My last post was actually going to be what this post is, but then i ended up getting distracted and figured that it made more sense as two posts. (This seems to be a fairly common issue when i write posts).

As I've already mentioned, I'm incredibly excited about Team System. Why? Because it seems to address pretty much every thing I need to do while writing software. So far I've seen that It has:

  • a bug tracking system, a source control system
  • a testing framework (both code and performance)
  • a project management system

Currently our team uses different products for each of these tasks. They're not integrated very well (except through adhoc solutions) and i find myself having to take care of managing propogation of a lot of data myself. The idea of having enterprise level implementations of this, along with strong integration into the IDE I'm using, has me standing here going "now! now! now!"

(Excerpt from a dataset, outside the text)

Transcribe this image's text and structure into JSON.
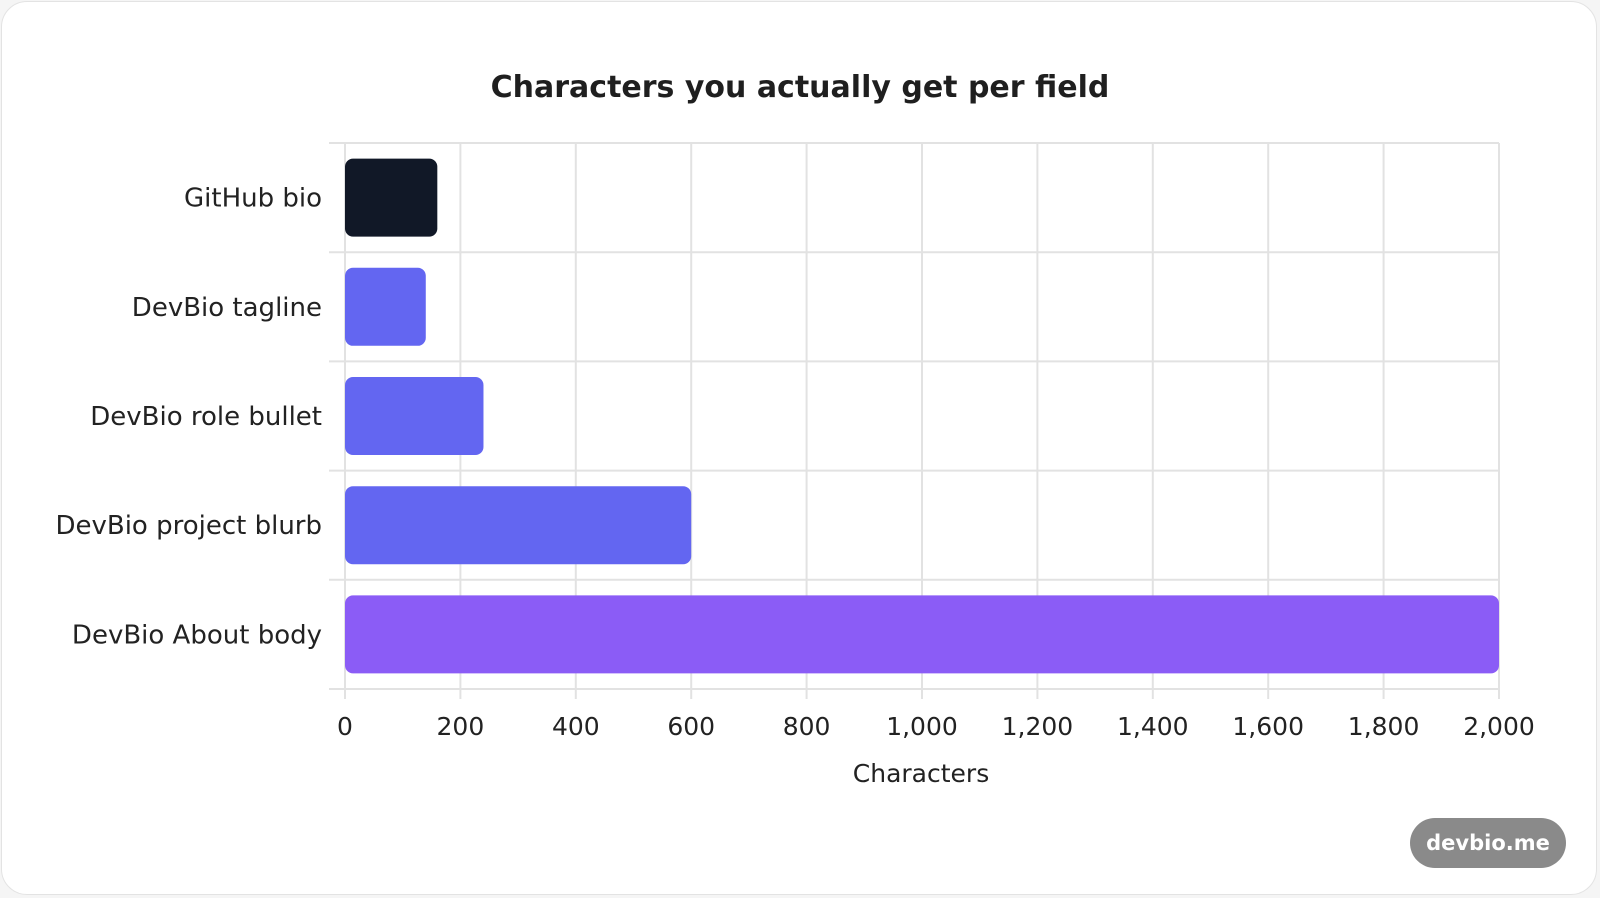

Howevever, there are some serious issues that I'm not sure how to resolve. The simplest to examine is the case of source control. Source control is an absolutely critical service that we need. There isn't a day that goes by where I don't actively use it and navigate the history of the source in our code base. It's not uncommon to need to go back several year sometimes (especially when I'm working on bug fixes for the code base that existed before I got here). I've heard from people in other companies that lost their source history at some point. Years later they were still realing from the loss. Losing this history doesn't necessarily have to come from bugs, but jsut from the natural evolution of the software. What if they introduce a breaking change into their schemas? It seems unlikely that they'll have the time to release a set of tools to take all my old work and put it into the new system. Of course, this would be required once we shipped, but it's unclear if we would get those gaurantees right now.

Another place where this is important is with my Unit tests. Unit tests are what I use to ensure quality and to allow me to change my code with the confidence that if i break anything it will be caught (and if it isn't caught then I'll just add a test to make sure it doesn't happen in the future). However, how can I do that if I can't trust the tests?

Are these services so critical that I can't dogfood them for the rest of the work I'm doing? Or are there steps that can be taken to make that possible?